Эйхгорн подумал… и согласился. Почему нет, в самом-то деле?
И уже со следующего дня он стал оппонировать Диттреку на публичных диспутах. Поначалу он думал, что все это будет заранее срежиссированными спектаклями, однако ж нет – философа подобное предположение возмутило. Просто возражать заученными фразами ему мог бы кто угодно, да и собаку съевшие на диспутах озирцы мгновенно раскусили бы театральщину.
Нет, Диттрек хотел от Эйхгорна именно искренней реакции и настоящего спора. В своих силах он был абсолютно уверен – и не зря, как выяснилось. Да, логику он постоянно использовал вывернутую и сюрреалистичную, но за словом в карман не лез никогда, мгновенно подбирая встречные аргументы. При этом он еще и умел в нужный момент отступить, признать правоту собеседника и поблагодарить за то, что тот научил ему чему-то новому. Это тоже выставляло его в очень выигрышном свете – люди видели, что для него важнее найти истину, чем оказаться правым.
Избирался Диттрек на должность принцепса. И у него были очень хорошие шансы – в городе он пользовался популярностью, его многие знали, и он действительно умел расположить к себе избирателей. В своей группе он тоже зарекомендовал себя с наилучшей стороны – протофилархом его выбирали вот уже восьмой раз подряд.
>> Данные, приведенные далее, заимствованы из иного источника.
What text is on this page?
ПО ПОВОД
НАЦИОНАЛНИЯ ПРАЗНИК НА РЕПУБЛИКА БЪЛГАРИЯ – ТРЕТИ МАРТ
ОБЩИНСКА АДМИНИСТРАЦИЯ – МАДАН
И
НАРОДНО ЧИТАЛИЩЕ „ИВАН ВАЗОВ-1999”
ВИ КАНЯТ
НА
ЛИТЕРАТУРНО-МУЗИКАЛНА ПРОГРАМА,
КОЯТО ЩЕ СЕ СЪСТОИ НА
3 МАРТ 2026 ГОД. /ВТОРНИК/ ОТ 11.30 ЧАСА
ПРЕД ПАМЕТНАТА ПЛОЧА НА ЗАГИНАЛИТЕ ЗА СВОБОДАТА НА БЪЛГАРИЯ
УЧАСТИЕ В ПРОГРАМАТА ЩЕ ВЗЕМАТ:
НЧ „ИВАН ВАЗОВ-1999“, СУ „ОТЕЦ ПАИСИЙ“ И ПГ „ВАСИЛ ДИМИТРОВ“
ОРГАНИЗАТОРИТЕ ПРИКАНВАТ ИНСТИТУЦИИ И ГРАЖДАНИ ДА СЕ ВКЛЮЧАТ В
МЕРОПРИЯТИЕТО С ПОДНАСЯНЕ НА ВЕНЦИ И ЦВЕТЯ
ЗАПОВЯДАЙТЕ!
Вообще, в Озирии выборными оказались все должностные лица. Каждые тридцать семей объединены в группу и каждый год избирают себе старшину – филарха. Делается это просто на сходке – типа домового собрания. Обязанности у филарха примерно такие же, как у деревенского старосты или управдома – администрирование и решение бытовых вопросов.
А тридцать таких вот семейных групп составляют кафедру, и во главе их стоит протофиларх. Протофилархов избирают из числа филархов, но только тех из них, что являются философами. Они образуют сенат, который избирает большую часть других должностных лиц, заслушивает их отчеты и решает важные городские проблемы. И в отличие от филархов, протофилархов переизбирают лишь раз в три года.
Принцепс же избирается филархами из числа протофилархов, но только тех из них, что имеют широкую народную поддержку. Принцепс – это не правитель, а скорее спикер. Он организовывает заседания сената и осуществляет общее руководство протофилархами. Должность принцепса несменяема, если он не заподозрен в стремлении к тирании.
Вообще, правительство в Озирии не проявляло чрезмерной активности, предоставляя народу жить, как ему заблагорассудится. Большинство мелких вопросов решались на семейных сходках, вопросы покрупнее – в сенате. Четко прописанного законодательства не было, прецедентное право отсутствовало, каждое дело рассматривали индивидуально. Филархи и даже протофилархи не были особо загружены, так что у них оставалось вдоволь времени, чтобы заниматься лабудой.
А в Озирии очень любили заниматься лабудой.
Обязанности Эйхгорна действительно оказались необременительны. Публичные диспуты проводились не каждый день – обычно Диттрек просто ходил по городу, ручкался со всеми подряд и просил филархов за него голосовать. А поскольку филархи обычно голосовали так, как им советовали в их группе, Диттрек обращался и к простым людям. У него для каждого находились несколько слов и обещание сделать нечто, что именно вот этому горожанину нужно позарез.